Each time I open up for something more and feel temporary reward,
I end up learning but with uncertainty all the more.

Wednesday, August 18, 2010

Not so sure. Not so worried.

Hello.

It's been awhile. I know I started writing because writing seemed to catalyze good things for me. Some sort of production, some sort of concreteness to the ideas that flow in and out all day, everyday. Inspired by a fellow "blogger," I've decided to revisit it.

Wow. It's been a whole year and some change since I've written something about myself. I'd hope that after a year I could brag about all the growth and new insight I've come upon. Unfortunately, I'm not so confidant. Much less a new, profound insight and much more just trying something different is all I can say. To an extent, it's emerged out of a sense of desperation. A need to be declarative about what and how I'm doing in life. What does that entail exactly? I'm not so sure, yet not so worried. I'm going day to day, with the "real world" goal of achieving my Bachelor's. Other than that goal, I'm trying to make sure I can get up in the morning, and do something worth while with my day. Something that hopefully brings me a smile or a laugh, and if not, something to be okay about. It's become that simple. I just want to be okay with who I am, where I am, and what I'm doing... day to day.
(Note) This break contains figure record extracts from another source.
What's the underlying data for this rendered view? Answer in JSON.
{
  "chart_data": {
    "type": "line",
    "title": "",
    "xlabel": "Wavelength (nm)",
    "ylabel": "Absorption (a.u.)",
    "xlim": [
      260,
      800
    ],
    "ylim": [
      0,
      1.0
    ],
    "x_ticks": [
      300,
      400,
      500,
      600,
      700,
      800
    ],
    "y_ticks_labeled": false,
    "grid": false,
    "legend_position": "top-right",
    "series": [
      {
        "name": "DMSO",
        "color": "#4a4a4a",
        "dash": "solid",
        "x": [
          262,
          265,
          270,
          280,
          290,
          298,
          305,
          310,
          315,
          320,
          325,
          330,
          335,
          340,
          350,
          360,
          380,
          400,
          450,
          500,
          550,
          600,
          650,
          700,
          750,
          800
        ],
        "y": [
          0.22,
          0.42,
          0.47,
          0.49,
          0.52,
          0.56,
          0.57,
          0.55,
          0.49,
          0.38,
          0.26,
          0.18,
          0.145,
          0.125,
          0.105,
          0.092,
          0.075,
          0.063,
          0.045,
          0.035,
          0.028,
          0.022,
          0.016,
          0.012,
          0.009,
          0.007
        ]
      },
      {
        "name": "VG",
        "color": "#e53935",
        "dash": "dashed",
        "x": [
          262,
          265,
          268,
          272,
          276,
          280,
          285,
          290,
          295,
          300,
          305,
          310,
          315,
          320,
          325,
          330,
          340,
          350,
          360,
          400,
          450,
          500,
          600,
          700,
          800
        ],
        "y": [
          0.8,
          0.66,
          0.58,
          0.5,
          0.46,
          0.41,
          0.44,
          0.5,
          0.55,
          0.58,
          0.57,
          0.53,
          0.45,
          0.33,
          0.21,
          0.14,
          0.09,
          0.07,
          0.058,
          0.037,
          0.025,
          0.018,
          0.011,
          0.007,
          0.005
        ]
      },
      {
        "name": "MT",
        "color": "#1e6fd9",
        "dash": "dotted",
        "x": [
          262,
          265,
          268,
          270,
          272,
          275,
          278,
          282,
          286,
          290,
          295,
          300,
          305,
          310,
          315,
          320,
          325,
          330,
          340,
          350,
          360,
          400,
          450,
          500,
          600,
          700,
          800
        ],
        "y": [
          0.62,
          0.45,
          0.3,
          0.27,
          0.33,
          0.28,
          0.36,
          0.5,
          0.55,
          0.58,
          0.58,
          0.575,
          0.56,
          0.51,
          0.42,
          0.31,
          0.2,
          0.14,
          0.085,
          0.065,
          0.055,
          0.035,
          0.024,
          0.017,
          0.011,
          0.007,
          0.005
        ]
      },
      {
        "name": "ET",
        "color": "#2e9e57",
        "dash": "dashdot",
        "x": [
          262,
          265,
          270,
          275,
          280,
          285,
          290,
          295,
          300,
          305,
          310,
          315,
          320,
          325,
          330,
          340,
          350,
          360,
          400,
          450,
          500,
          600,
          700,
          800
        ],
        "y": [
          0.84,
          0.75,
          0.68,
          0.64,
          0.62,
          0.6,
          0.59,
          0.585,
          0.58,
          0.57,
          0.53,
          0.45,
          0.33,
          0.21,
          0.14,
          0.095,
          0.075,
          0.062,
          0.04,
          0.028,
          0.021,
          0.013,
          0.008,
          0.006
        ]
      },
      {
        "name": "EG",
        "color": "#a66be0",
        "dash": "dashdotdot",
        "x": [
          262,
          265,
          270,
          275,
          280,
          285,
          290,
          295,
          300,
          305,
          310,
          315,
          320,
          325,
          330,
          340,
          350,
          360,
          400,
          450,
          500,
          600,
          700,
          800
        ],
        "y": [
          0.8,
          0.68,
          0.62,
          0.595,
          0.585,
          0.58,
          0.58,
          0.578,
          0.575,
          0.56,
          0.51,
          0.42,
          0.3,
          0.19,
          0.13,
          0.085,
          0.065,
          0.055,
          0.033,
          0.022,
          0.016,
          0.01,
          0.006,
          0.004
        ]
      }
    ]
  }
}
I had a conversation last night with someone I regard to be a thoughtful, mature, life-questioning individual. And given all the "intelect" that we bring to the table, at the end of it, we both felt like we just shouldn't take life so seriously. There's no great conclusion that is supposed to appease us for the remainder... no matter where you're at in life. We go and we continue and we adapt and make adjustments along the way, and hopefully, at the very least, we can laugh some. We can realize that life is but a stage. We play roles that we decide to for a given time, and then switch it up. It's the nature of things.

That made me feel alright. That made me feel not so sure and not so worried about who I decided to say I am, and what I decide to do for the time being.